West Sumatra Province is a mountainous district nearly 3,000 metres in elevation made of Paleozoic sedimentary rock and Igneous rock that extends from the active row of volcanoes to the east. The Great Sumatran Fault divides the center of the province—the fault topography clearly visible—in a North-northwest to South-southeast direction. The stretch of land between the central mountain range and the shore is made of volcanic uplands and pyroclastic flow uplands with a narrow coastal plain distributed along the seacoast.

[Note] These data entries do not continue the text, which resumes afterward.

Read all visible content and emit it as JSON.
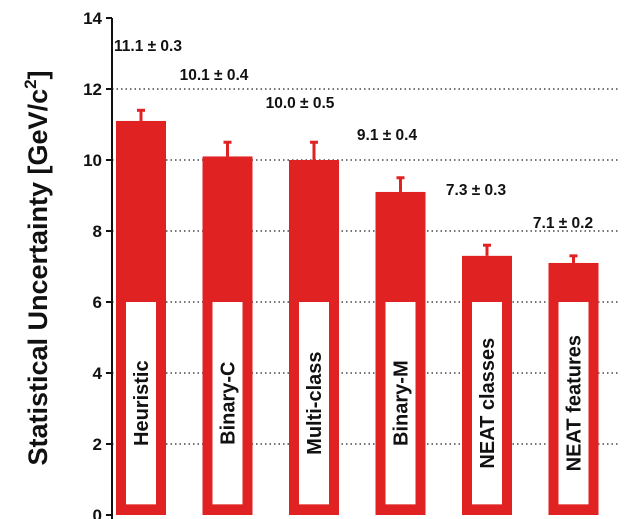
{
  "chart_data": {
    "type": "bar",
    "title": "",
    "xlabel": "",
    "ylabel": "Statistical Uncertainty [GeV/c",
    "ylabel_sup": "2",
    "ylabel_close": "]",
    "ylim": [
      0,
      14
    ],
    "yticks": [
      0,
      2,
      4,
      6,
      8,
      10,
      12,
      14
    ],
    "grid": "horizontal dotted",
    "colors": {
      "bar": "#e02222",
      "label_box": "#ffffff"
    },
    "categories": [
      "Heuristic",
      "Binary-C",
      "Multi-class",
      "Binary-M",
      "NEAT classes",
      "NEAT features"
    ],
    "values": [
      11.1,
      10.1,
      10.0,
      9.1,
      7.3,
      7.1
    ],
    "errors": [
      0.3,
      0.4,
      0.5,
      0.4,
      0.3,
      0.2
    ],
    "value_labels": [
      "11.1 ± 0.3",
      "10.1 ± 0.4",
      "10.0 ± 0.5",
      "9.1 ± 0.4",
      "7.3 ± 0.3",
      "7.1 ± 0.2"
    ]
  }
}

Towering above the eastern side (i.e. the mountain side) of Padang Pariaman are two large volcanoes; Gunung Tandikat stands at 2,347m and Gunung Singalang at 2,877m, together forming twin volcanoes. Lake Maninjau, located at the north end of Padang Pariaman, is a caldera lake measuring 20 kilometres north–south and 8 kilometres east–west which formed after a large volcanic burst 52,000 years ago. The volcanic products from this giant eruption are scattered over a wide area in the north-central area of Padang Pariaman. Today these volcanic products are seen as pyroclastic flow uplands and low relief hills.

== Earthquakes ==
Recent earthquakes that occurred along the Great Sumatran Fault that cuts across Sumatra are the series of quakes of 6 March 2007 measuring Mw6.4 and the Mw6.3 earthquake in the vicinity of Singkarak lake, which occurred in eastern Kabupaten Padang Pariaman.